Hochwasser: Die Gefahr sinkt

Dellfeld/Hornbach. An den Hochwasserfronten des Trualb-, Felsalb, Hornbach- und Schwarzbachtals herrscht derzeit Ruhe. Die Fluten sind in den Nachtstunden vom Donnerstag auf Freitag zurückgegangen. Die hinterlassenen Sandspuren in den Talauen belegen das

Dellfeld/Hornbach. An den Hochwasserfronten des Trualb-, Felsalb, Hornbach- und Schwarzbachtals herrscht derzeit Ruhe. Die Fluten sind in den Nachtstunden vom Donnerstag auf Freitag zurückgegangen. Die hinterlassenen Sandspuren in den Talauen belegen das. Die Landstraße nach Brenschelbach im Saarland, die von der Straßenmeisterei in Hornbach am Donnerstagabend gesperrt wurde (wir berichteten), ist seit gestern wieder für den Verkehr frei.Ein drastisches Ansteigen der Wasserfluten lässt sich an den Pegeln in Althornbach und Hornbach nicht ausmachen. Das große Rückhaltebecken bei Dusenbrücken ist derzeit noch geöffnet. Die Wassermassen der Felsalb schießen ungebremst beim Brückendurchlass hindurch. Erst wenn die Situation in den unterliegenden Ortschaften Dietrichingen, Mauschbach und Hornbach kritisch wird, legt die Feuerwehr den Hebel um und lässt die Fluten steigen. Jürgen Conrad von der Freiwilligen Feuerwehr Hornbach hat diesbezüglich schon Erfahrung. "Wenn der Parkplatz beim Markant in Hornbach zur Hälfte unter Wasser steht, dann wird es Zeit, dass ,Judy' den Stauschieber in Dusenbrücken zudreht", sagt der Hornbacher Stadtbeigeordnete Heinz-Walter Roth, der für den in China weilenden Stadtbürgermeister Reiner Hohn die Amtsgeschäfte führt. Kritisch war die Situation in den Abendstunden des Donnerstags geworden. Da nämlich kamen ungeheure Wassermassen aus Frankreich über die Schwalb angeschossen. "Der Retentionsraum beim Sportheim des SV Hornbach war ziemlich vollgelaufen, die abgestellten Tore nur noch zur halben Höhe sichtbar. Da schrillten bei uns die Alarmglocken und aus Sicherheitsgründen wurde die Landstraße nach Brenschelbach im Saarland gesperrt", sagt Roth und freut sich zusammen mit den Anliegern in der Hornbacher Lauerstraße, dass der Leidenskelch an den Anliegern nochmals vorübergegangen ist. Für Roth waren dabei die Unterhaltungsmaßnahmen der Verbandsgemeinde Zweibrücken-Land wesentlicher Faktor. "Wir drängten die Verwaltung zum Freilegen des dritten Bogens bei der Lauerbrücke im Zinsel. Diese historische Brücke landet immer wieder zu. Noch vor den Weihnachtstagen konnte dort erhebliches Erdreich herausgenommen werden."

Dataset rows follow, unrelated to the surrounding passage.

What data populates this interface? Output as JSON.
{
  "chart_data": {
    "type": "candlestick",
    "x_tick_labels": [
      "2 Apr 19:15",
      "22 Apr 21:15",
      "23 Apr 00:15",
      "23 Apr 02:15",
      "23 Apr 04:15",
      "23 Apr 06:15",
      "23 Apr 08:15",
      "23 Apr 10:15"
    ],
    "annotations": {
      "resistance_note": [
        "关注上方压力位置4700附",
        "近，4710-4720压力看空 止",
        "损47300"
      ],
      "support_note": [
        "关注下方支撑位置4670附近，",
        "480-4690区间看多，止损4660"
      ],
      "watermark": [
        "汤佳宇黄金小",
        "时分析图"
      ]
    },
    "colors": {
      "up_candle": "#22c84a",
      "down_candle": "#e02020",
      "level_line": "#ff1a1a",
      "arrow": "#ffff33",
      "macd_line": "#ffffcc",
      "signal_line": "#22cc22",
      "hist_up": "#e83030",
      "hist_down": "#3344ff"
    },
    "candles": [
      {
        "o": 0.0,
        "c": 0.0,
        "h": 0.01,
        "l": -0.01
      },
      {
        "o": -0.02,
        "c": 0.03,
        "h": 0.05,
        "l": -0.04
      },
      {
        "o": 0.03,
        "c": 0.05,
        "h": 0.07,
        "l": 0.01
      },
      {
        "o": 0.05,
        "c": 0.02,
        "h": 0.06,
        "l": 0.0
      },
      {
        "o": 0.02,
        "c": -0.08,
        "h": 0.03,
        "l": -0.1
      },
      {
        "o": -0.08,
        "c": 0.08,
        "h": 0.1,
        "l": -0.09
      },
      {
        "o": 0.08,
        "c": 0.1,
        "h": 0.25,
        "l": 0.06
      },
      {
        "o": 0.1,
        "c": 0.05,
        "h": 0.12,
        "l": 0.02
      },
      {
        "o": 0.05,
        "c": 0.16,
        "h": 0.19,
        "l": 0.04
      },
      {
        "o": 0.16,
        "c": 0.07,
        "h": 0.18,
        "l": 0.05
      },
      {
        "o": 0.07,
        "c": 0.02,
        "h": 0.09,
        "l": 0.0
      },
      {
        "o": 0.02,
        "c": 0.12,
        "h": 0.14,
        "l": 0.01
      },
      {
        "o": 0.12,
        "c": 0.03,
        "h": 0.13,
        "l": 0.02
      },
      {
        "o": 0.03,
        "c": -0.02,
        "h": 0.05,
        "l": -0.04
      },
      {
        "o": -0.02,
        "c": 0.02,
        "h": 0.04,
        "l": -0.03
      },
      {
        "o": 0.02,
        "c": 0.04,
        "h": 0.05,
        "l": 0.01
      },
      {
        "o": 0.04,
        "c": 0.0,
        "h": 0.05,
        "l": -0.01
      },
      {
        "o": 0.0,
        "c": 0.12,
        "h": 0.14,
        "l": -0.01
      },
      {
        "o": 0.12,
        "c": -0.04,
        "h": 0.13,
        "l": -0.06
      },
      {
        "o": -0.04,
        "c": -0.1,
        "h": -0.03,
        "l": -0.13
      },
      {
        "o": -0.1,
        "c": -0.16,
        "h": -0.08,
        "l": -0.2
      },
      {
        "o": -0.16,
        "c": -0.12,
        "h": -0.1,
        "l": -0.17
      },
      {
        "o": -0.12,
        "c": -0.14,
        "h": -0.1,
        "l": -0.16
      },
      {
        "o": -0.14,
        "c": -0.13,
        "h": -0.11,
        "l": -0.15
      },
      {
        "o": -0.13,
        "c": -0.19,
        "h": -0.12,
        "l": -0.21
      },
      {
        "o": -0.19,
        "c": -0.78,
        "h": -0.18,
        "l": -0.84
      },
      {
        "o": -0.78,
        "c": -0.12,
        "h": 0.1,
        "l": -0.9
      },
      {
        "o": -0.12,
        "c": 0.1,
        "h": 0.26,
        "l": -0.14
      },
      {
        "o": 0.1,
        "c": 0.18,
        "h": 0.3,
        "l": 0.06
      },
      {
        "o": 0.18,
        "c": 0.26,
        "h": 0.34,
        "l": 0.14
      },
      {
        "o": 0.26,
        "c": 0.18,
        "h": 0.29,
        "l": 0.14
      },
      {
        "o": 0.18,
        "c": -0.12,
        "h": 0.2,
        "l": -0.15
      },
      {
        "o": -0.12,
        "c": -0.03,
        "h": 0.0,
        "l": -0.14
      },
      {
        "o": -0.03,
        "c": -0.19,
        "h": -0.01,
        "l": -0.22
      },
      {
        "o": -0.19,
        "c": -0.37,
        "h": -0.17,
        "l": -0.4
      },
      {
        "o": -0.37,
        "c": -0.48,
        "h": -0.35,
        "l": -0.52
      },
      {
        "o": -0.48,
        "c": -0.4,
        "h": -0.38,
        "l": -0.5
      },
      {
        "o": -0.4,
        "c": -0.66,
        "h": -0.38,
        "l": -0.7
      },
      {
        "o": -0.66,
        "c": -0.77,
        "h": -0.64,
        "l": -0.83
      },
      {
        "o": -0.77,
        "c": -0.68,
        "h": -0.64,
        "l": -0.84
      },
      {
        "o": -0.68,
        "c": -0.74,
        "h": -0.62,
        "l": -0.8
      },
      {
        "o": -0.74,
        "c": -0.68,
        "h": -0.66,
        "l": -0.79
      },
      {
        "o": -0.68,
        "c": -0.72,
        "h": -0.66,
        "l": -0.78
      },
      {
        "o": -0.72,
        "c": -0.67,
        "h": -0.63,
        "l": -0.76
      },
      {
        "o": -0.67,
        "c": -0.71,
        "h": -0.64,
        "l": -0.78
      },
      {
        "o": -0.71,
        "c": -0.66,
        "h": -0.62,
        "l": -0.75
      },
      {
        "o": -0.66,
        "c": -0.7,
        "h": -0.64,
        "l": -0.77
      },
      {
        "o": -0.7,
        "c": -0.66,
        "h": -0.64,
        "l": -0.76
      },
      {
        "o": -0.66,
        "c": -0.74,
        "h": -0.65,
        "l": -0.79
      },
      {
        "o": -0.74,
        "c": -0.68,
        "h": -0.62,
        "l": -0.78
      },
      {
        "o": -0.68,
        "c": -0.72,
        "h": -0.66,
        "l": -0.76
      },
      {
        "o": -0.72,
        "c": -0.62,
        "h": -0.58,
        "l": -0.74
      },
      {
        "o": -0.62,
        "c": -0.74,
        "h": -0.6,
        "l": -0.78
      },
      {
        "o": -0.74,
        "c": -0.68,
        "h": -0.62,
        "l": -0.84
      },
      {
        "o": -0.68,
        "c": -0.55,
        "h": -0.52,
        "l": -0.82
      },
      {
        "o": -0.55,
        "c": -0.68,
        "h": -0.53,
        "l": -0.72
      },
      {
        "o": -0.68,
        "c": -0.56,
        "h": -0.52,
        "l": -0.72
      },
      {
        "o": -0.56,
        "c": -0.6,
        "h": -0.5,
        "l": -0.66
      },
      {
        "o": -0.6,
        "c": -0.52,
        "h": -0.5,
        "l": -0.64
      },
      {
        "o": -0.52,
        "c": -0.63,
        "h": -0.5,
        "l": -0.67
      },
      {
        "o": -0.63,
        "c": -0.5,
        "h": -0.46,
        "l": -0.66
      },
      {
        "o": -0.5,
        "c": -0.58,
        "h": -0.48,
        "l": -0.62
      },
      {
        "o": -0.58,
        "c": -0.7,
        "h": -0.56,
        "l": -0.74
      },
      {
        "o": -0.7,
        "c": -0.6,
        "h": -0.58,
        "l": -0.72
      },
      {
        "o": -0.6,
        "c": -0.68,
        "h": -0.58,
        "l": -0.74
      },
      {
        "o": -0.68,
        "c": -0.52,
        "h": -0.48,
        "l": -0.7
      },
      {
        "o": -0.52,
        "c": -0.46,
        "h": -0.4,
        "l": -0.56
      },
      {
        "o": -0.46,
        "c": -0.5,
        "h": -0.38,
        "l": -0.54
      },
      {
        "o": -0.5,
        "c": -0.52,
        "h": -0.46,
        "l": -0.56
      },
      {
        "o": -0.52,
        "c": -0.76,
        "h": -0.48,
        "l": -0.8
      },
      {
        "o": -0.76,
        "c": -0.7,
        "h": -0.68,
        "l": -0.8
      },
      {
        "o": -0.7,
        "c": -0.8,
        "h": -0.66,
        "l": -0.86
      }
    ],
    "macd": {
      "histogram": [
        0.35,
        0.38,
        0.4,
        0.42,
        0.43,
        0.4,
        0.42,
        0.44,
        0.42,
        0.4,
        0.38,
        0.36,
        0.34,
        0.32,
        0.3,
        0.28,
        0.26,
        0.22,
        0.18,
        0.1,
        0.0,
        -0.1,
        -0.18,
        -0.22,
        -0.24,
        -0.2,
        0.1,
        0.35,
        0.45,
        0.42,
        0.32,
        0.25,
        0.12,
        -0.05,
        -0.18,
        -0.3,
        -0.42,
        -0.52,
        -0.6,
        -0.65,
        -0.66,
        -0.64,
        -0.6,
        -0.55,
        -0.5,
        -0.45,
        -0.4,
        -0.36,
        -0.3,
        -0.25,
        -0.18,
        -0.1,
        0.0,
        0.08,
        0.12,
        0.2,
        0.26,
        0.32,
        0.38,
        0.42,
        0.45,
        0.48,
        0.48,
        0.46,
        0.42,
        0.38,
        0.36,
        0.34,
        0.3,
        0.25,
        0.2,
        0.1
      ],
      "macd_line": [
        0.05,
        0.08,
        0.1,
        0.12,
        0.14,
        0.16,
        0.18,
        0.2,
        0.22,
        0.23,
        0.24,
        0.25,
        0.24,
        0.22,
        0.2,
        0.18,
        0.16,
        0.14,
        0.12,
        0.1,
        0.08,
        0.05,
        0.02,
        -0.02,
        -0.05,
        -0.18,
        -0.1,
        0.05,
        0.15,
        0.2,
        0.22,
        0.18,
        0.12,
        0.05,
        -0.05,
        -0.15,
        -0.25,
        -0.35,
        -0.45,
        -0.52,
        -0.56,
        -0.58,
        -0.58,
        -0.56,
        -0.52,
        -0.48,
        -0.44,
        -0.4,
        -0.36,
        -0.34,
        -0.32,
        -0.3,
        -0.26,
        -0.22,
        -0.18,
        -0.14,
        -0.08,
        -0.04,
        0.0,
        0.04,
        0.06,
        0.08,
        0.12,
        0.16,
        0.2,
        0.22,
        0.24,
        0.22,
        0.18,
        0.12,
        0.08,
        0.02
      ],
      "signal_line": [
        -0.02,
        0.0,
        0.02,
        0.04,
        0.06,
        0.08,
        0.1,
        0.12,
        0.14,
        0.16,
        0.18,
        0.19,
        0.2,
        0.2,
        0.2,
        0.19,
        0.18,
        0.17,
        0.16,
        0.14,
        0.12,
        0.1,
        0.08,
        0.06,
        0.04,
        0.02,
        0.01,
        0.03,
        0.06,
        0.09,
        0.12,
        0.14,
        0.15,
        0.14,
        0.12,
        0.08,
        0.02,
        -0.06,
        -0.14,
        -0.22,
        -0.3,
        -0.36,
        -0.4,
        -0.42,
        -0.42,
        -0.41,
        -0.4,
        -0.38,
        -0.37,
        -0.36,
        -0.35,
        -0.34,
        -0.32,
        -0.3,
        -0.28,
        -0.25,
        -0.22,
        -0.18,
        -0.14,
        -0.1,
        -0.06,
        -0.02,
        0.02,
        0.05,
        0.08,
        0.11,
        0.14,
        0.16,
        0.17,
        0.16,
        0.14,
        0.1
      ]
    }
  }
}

Der Schwarzbach hat in Falkenbusch sein Bett verlassen. Foto: cos

Im Schwarzbachtal. sind rund um Dellfeld die Talauen überflutet. Doch eine direkte Gefahr für die Anlieger besteht im Augenblick nicht. Der Radweg zwischen Rieschweiler und Contwig ist derzeit allerdings wegen Überflutung gesperrt.